A recent study has found similar Hip Outcome Score-activities of daily living subscale scores among patients who underwent primary hip arthroscopy performed with looped, pierced or combined labral repair techniques.
Marc J. Philippon, M.D., and his colleagues with the Steadman Philippon Research Institute in Vail, Colo., queried a prospective data registry for adult patients who underwent primary hip arthroscopy with labral repair from 2009 and 2011, and grouped patients on whether they received looped, pierced or combined labral repairs. Researchers performed statistical equivalence testing to evaluate Hip Outcome Score-activities of daily living subscale (HOS-ADL) scores, and also measured HOS-sport subscale, modified Harris Hip scores, SF-12, WOMAC and patient satisfaction scores
Results showed the looped group, the pierced group and the combined group all improved from preoperative scores.

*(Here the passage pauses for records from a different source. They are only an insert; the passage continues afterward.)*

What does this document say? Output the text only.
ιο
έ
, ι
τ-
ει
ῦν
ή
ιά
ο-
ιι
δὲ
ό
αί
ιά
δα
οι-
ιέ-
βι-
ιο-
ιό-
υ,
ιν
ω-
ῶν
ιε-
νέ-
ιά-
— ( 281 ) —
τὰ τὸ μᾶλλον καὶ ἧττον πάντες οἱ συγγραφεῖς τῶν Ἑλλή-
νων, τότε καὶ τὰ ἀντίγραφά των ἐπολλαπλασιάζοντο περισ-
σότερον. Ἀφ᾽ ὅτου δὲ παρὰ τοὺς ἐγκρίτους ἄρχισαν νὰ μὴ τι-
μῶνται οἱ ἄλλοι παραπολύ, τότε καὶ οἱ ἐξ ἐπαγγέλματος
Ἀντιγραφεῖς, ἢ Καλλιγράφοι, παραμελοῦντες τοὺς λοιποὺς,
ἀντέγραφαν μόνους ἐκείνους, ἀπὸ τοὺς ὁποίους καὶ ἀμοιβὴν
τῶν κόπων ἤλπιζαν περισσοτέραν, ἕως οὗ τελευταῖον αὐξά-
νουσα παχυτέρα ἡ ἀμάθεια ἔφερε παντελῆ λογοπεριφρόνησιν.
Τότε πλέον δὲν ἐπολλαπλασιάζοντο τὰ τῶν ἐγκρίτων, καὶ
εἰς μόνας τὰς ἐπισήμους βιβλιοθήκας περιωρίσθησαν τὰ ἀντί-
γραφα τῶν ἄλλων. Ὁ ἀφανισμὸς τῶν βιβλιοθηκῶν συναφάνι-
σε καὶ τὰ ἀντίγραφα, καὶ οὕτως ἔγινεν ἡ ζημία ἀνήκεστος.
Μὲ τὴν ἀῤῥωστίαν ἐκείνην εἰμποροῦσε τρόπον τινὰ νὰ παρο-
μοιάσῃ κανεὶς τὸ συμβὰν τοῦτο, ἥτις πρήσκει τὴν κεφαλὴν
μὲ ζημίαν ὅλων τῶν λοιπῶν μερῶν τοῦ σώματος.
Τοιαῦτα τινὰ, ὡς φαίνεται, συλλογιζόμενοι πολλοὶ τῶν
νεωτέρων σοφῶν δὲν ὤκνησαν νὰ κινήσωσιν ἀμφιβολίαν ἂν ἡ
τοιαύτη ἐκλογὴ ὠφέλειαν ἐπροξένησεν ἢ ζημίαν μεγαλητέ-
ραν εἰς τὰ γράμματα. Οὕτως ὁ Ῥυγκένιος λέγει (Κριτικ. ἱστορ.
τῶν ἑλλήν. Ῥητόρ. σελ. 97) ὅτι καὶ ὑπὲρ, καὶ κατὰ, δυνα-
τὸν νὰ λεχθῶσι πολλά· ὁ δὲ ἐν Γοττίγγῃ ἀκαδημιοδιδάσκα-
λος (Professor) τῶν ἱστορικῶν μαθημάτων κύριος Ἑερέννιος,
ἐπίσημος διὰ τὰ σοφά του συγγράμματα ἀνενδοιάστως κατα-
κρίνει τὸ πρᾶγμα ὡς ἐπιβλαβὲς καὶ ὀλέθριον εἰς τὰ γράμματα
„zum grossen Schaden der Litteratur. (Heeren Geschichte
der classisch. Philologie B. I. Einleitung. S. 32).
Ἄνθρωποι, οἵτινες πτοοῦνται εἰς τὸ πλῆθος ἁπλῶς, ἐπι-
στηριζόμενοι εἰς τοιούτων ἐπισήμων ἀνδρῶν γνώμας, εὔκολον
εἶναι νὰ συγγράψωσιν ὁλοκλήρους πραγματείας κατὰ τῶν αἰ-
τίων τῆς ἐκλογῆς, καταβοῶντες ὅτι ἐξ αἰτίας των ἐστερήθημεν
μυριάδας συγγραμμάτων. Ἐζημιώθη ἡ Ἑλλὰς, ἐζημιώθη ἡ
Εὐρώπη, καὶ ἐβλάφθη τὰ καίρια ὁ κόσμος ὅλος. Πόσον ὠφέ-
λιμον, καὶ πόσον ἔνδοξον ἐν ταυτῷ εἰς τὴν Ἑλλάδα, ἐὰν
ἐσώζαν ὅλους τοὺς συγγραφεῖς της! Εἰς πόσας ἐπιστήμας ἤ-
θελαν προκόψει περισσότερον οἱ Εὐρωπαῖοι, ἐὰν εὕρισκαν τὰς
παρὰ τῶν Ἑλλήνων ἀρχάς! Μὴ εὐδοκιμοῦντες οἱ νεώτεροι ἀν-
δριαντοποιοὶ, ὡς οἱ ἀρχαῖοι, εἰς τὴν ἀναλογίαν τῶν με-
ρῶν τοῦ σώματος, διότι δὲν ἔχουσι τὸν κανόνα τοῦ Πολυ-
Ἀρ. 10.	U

Clinicians found all groups had a median patient satisfaction of nine on a scale of one to 10, with 10 denoting very satisfied. At a mean 36-month follow-up, all groups were statistically and clinically equivalent to the validated HOS-ADL to within a clinically irrelevant threshold, according to study results. When it came to secondary outcome measures and revision rate, researchers also found no differences between the looped, pierced and combined groups.